Jeremy Bentham (1748-1832) était un philosophe anglais. Il a créé le concept de panoptique, une prison permettant aux gardiens d’observer à tout instant les faits et gestes des détenus.
A l’ère des réseaux sociaux tout-puissants, le panoptique de Bentham a fini par triompher : tu ne cacheras rien ! Tu nous diras tout ! On veut savoir !
L’investisseur aussi. Il faut dire qu’il a été échaudé par la crise financière de 2008 et par les produits toxiques ayant contaminé certains produits d’investissement et les bilans des institutions financières. Il garde en mémoire la suspension des transactions sur les produits contaminés (le « gating ») et la création de véhicules illiquides pour cantonner les actifs toxiques (les « side pockets »).
Plus jamais ça. Le régulateur a régulé, le législateur a légiféré. Le système financier est beaucoup plus ré-si-lient.
Mais voilà, l’investisseur n’a pas changé : plus de 10 ans après la crise, il veut à la fois de la performance, de la transparence et de la liquidité. Et surtout de la performance.
Et vlan. Coup sur coup, deux stars de la gestion font les gros titres : Neil Woodford au Royaume-Uni, le roi de la gestion actions, le « Warren Buffett d’Oxford », et H2O Asset Management, la grande réussite de la gestion de performance absolue sans contraintes, symbolisée par son co-fondateur Bruno Crastes.
Neil Woodford avait pris dans ses fonds (notamment dans Woodford Equity Income) des positions très contrariantes dont nombre se sont avérées désastreuses. Il avait également investi dans des actions non cotées, à hauteur du maximum autorisé, soit 10% de l’actif. La combinaison des baisses des ses grosses positions en titres cotés et de rachats massifs a amené le poids des actions non cotées à un niveau tellement élevé que l’administrateur d’Equity Income a pris la décision de suspendre toute transaction début juin. Coucou, revoilà les « gates ».
Si la dérive au fil du temps du portefeuille Equity Income était visible (de moins en moins de grandes valeurs liquides, de plus en plus de moyennes et petites valeurs cotées qui l’étaient beaucoup moins), le poids des valeurs non cotées était en revanche masqué par différents subterfuges.

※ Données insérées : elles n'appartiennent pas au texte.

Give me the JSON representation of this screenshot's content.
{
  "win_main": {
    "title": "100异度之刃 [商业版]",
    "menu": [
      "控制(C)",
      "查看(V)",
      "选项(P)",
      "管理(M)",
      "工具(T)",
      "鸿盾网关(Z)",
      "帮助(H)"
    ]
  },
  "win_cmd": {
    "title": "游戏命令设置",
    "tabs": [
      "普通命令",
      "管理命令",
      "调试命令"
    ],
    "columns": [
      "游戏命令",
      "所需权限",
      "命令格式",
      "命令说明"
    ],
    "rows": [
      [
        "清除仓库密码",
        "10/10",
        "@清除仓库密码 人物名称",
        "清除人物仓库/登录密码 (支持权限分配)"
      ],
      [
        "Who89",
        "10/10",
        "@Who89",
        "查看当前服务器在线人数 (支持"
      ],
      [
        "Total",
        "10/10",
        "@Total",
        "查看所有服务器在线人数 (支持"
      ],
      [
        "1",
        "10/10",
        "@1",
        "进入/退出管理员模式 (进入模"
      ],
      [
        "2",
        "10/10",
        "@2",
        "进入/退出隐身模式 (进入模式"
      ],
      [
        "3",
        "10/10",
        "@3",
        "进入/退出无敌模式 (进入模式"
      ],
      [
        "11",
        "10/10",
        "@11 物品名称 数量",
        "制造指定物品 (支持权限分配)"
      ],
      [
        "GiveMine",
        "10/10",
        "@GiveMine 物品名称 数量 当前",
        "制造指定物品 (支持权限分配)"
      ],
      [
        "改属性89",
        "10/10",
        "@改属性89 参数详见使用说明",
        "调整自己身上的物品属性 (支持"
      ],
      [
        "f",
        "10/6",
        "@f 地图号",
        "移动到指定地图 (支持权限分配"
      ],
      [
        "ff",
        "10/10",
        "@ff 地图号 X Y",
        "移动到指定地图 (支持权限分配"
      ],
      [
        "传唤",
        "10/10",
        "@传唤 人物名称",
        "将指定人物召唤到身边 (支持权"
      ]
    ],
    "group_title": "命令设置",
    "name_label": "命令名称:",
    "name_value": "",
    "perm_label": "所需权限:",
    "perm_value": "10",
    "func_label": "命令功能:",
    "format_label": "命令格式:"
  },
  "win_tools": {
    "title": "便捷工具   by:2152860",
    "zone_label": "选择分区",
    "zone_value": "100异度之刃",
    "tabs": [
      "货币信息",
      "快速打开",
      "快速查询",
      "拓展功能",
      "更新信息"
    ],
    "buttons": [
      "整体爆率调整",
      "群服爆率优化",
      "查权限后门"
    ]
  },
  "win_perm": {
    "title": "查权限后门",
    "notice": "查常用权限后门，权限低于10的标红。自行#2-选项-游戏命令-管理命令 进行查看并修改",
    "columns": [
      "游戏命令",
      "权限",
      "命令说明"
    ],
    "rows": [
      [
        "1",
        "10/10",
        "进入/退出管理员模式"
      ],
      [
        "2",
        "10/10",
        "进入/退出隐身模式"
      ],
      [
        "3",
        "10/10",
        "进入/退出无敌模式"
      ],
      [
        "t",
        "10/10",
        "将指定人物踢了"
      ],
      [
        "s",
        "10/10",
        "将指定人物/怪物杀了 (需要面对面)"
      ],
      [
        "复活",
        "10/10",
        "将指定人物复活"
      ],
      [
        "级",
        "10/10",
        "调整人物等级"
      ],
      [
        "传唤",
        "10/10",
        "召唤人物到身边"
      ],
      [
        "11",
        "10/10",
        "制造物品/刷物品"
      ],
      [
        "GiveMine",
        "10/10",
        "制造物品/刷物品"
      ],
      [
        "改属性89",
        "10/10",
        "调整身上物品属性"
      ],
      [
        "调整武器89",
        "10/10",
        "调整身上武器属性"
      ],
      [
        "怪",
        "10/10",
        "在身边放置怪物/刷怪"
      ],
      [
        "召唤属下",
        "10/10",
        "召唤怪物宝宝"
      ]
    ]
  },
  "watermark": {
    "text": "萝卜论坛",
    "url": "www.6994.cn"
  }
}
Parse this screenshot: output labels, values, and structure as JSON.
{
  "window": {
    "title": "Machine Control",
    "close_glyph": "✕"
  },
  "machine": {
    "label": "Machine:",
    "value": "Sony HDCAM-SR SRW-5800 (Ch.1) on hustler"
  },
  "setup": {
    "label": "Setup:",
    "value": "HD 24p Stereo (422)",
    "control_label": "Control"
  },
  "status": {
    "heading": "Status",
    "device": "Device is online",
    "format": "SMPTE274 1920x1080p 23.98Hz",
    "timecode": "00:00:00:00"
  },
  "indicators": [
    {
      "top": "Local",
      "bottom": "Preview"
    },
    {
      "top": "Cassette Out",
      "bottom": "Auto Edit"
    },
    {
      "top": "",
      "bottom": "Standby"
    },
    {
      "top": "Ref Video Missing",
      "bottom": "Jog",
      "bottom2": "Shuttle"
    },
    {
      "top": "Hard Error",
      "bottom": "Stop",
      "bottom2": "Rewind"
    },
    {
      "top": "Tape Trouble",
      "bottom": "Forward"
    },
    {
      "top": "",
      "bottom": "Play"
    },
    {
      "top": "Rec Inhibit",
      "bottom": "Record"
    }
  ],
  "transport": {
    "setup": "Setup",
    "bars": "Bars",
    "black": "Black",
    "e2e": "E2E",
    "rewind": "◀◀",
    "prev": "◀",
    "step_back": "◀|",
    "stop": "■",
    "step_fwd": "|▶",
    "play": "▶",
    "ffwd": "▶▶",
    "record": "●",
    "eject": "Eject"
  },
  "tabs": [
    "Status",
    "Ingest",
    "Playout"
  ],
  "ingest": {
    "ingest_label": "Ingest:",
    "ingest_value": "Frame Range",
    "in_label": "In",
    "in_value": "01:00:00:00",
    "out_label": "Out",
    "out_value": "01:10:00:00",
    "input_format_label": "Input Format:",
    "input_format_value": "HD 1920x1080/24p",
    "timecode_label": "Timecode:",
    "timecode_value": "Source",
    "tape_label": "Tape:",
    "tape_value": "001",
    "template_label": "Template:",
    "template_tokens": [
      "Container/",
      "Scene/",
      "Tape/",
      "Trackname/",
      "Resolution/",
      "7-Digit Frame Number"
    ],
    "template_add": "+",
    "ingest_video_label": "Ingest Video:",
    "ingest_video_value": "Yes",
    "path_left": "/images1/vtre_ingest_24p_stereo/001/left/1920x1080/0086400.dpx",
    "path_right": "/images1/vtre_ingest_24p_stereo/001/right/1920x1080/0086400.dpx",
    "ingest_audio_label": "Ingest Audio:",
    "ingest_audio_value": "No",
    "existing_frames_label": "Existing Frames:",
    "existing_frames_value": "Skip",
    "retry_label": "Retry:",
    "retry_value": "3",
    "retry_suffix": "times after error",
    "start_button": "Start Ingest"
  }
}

Depuis, c’est la curée au Royaume-Uni, où la presse se déchaîne contre Woodford et son principal distributeur, Hargreaves Lansdown, qui n’a sorti Woodford Equity Income de sa liste de fonds favoris que le jour de la suspension des transactions.
H2O AM, c’est une autre histoire : a priori, tous les ratios réglementaires ont été respectés. C’est un article de FT Alphaville a mis le feu aux poudres le 18 juin, en détaillant les investissements de plusieurs des fonds dans des obligations très peu liquides émises par des sociétés détenues par un financier allemand à la réputation controversée, Lars Windhorst.
Qu’importe le faible poids de ces obligations dans les portefeuilles, la simple mention de l’existence de positions peu liquides dans les portefeuilles, et la très mauvaise communication de H2O AM au début de l’affaire, ont entraîné des ventes massives de la part des investisseurs, estimées à 8 milliards d’euros. Ce n’est pas rien pour une société qui gérait environ 30 milliards avant le 18 juin.
H2O AM a fait face à ces rachats massifs en activant (vraisemblablement, la société n’a pas l’obligation de le confirmer) le mécanisme du « swing pricing », qui consiste à faire payer les actionnaires qui vendent pour ne pas pénaliser ceux qui restent.
Woodford et H2O AM ont bâti leur succès sur des performances remarquables. Les investisseurs ont acheté la performance passée. Elle est restée anormalement remarquable chez H2O AM, elle est rapidement devenue exécrable chez Woodford.
Woodford n’a pas été transparent, il a dissimulé ses positions illiquides et il va tout perdre. H2O AM n’a pas été assez transparent et a perdu plus de 20% de ses encours.
Un proverbe anglais dit à peu près ceci : la lumière du soleil est le meilleur des désinfectants.
Gérants, soyez transparents.
Cet article est paru initialement dans le numéro de septembre 2019 de Gestion de Fortune.
Illustration : Plan of the Panopticon – The works of Jeremy Bentham vol. IV, 172-3.